Some of the plotting was hard to buy, in that it seems completely crazy to me that the scientists, in order to SAVE HER LIFE, would chuck her out into an unfamiliar world with no supplies, no training, no information, and no protector. THEY LITERALLY WAKE HER UP FROM A FOUR-YEAR LONG COMA, SHOVE HER INTO A LAUNDRY BASKET, AND DUMP HER ON THE OTHER SIDE OF THE WALL. Their reasoning is that she'll be safer from the governor there, but... wowza. Also, I thought it was weird that she was up and running around so quickly after such a long-term coma, but there was some hand-waving about the regenerative properties of the bee serum stuff, so I guess (?) that dealt with any muscle atrophy issues?

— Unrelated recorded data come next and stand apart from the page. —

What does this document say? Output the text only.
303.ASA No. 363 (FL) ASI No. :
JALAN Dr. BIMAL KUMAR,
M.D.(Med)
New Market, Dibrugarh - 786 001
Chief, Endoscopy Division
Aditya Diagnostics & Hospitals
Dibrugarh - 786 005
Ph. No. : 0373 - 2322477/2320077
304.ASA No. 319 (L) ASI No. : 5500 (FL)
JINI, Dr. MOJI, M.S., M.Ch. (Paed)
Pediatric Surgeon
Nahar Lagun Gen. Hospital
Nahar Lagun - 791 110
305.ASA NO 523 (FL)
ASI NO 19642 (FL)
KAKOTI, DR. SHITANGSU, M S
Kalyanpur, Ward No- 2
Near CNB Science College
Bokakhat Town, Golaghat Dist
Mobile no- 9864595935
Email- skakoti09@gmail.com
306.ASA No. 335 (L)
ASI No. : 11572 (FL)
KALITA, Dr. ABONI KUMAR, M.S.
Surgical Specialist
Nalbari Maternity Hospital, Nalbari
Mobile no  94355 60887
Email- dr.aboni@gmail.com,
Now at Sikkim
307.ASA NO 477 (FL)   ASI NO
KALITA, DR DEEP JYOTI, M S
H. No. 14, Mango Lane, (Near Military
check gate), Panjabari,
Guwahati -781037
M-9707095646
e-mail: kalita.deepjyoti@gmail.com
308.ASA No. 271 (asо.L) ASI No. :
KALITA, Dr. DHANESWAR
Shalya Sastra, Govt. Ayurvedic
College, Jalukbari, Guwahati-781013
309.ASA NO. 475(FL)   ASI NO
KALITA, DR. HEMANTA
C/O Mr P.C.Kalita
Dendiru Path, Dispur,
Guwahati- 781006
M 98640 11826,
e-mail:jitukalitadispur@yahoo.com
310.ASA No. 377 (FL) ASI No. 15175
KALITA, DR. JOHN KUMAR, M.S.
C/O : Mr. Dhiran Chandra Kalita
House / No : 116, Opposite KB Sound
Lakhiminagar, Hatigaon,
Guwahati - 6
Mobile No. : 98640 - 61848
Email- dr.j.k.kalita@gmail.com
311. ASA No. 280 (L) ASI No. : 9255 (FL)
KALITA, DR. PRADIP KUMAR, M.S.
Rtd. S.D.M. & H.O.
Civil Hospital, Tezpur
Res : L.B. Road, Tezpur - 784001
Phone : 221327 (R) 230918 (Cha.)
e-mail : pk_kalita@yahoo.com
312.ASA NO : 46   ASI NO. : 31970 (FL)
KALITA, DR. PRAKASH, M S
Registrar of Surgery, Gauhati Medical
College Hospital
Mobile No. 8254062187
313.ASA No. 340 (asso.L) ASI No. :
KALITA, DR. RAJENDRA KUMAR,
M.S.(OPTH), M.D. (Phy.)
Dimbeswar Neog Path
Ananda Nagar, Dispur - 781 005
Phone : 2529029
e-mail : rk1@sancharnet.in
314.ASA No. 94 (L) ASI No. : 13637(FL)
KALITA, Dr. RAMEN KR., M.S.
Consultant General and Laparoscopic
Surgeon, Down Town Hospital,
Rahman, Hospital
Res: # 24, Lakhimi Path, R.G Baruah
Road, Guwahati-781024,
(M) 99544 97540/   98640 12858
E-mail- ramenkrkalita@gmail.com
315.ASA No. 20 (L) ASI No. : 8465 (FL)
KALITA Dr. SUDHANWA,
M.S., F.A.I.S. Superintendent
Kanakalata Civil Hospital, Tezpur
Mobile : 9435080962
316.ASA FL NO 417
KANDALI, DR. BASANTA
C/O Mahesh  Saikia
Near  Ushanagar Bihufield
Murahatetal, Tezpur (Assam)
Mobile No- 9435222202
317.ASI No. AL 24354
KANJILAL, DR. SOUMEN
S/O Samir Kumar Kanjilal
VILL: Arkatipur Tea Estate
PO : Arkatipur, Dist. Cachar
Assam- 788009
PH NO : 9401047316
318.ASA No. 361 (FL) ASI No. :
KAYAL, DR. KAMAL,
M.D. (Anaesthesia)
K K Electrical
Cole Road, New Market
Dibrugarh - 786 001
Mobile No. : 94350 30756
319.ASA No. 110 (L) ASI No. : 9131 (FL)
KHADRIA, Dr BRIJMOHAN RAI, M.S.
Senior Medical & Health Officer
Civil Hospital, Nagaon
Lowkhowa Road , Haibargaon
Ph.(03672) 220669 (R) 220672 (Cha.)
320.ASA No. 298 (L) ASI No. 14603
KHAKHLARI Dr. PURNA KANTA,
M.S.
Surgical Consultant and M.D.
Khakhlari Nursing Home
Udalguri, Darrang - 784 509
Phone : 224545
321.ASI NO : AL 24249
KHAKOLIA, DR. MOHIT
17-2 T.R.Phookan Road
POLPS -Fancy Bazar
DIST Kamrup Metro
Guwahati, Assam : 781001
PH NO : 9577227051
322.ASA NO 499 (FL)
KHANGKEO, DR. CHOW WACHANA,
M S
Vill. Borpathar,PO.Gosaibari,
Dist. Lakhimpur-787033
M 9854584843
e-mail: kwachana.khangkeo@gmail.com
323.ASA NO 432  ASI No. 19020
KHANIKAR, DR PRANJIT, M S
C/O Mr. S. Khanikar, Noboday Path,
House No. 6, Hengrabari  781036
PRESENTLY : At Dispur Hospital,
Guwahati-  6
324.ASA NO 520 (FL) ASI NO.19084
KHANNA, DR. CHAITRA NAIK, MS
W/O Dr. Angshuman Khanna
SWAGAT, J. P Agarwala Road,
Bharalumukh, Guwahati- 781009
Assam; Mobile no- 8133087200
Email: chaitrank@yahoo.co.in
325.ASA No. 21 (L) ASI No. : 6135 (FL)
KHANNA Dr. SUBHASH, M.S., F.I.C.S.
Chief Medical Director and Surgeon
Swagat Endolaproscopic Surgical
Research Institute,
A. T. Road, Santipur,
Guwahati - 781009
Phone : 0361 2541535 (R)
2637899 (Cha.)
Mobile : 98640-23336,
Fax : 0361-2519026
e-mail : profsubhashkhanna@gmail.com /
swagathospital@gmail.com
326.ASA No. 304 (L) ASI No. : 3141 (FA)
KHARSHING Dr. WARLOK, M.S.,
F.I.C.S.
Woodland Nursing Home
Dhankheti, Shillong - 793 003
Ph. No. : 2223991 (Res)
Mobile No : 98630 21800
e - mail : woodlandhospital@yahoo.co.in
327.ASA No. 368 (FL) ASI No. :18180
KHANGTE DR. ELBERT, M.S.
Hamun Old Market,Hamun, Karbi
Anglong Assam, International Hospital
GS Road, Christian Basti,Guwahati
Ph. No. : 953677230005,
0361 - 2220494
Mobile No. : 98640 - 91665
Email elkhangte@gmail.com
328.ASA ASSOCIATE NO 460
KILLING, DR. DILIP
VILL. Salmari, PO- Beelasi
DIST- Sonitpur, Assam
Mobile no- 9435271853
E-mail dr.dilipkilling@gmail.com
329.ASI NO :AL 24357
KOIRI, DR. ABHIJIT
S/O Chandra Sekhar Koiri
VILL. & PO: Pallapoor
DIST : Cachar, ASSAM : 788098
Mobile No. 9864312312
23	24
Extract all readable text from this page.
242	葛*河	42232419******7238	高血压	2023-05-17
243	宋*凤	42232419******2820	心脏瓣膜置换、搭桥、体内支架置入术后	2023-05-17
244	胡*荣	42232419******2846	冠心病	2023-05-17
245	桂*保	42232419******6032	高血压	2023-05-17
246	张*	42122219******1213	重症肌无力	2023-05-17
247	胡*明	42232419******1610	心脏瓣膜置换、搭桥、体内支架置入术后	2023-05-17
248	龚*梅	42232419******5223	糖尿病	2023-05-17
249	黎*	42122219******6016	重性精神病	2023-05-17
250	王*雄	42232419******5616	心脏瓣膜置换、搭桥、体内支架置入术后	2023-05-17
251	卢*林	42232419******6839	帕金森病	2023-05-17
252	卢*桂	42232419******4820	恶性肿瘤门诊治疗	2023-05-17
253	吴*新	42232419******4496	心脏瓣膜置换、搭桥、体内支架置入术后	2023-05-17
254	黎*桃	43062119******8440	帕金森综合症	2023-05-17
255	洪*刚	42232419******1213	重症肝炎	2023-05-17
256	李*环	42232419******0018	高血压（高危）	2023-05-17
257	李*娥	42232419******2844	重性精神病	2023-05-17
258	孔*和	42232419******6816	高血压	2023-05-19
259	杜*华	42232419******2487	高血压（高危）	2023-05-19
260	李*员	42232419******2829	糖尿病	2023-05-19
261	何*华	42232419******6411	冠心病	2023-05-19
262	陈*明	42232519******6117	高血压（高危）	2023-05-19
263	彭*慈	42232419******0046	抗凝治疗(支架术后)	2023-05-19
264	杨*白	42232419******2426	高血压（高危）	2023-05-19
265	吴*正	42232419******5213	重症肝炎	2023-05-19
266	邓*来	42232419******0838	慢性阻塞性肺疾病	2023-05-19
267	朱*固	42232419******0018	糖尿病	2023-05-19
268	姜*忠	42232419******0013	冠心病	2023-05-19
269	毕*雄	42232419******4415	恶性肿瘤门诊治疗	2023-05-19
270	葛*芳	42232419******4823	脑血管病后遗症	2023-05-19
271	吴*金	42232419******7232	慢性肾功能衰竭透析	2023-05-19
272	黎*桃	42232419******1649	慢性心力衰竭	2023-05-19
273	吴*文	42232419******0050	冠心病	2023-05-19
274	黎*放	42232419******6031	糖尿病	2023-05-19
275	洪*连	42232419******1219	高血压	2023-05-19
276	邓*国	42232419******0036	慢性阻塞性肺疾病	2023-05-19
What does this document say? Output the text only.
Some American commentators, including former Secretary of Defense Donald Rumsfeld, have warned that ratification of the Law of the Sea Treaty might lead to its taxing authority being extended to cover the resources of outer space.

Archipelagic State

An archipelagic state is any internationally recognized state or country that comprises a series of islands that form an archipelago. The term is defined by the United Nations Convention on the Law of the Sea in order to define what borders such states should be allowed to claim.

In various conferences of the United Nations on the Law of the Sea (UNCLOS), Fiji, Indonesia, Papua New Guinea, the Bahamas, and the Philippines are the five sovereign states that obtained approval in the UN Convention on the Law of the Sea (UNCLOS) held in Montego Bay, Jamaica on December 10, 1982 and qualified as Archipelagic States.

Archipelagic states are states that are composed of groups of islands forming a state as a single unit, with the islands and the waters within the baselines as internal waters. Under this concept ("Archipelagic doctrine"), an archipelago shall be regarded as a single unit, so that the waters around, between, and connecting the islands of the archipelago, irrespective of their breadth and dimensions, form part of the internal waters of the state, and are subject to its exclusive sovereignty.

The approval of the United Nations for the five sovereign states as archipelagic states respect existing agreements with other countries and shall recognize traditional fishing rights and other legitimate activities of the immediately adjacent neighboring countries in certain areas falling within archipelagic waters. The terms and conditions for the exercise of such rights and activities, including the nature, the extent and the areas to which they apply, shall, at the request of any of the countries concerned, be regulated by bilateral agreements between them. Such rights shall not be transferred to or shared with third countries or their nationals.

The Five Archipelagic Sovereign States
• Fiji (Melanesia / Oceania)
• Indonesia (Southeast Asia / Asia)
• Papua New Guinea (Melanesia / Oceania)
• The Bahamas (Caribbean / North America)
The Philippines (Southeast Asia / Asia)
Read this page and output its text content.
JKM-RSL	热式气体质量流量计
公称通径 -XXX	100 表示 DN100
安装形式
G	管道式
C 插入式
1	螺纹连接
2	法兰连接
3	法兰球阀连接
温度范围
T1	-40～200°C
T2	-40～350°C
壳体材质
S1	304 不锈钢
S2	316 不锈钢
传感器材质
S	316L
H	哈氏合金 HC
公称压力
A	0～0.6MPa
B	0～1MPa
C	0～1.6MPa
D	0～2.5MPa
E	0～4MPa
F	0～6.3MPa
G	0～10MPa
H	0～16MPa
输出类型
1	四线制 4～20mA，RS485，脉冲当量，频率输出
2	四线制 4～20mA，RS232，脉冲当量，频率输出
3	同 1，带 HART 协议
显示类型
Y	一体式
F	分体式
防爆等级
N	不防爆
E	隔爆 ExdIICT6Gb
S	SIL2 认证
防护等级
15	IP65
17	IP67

But back to Fiona—who, by the way, is affectionately called 'Fotard' by her former neighbor-turned-militia-man—as I said, in almost every situation, she reacts rather than acts. Which, honestly, might be a good thing: because in almost every case, when she acts, she does something that puts her life (or someone else's life) at risk. Some of that inanity, I guess, could be chalked up to her brain being coma-fuzzy, to her lack of life experience over the last few years, or to the instalove she's enjoying with the aforementioned militia-man... but that didn't make it any easier to read about.
TL;DR: My favorite thing about this book was the cover.
Book source: Review copy via Netgalley.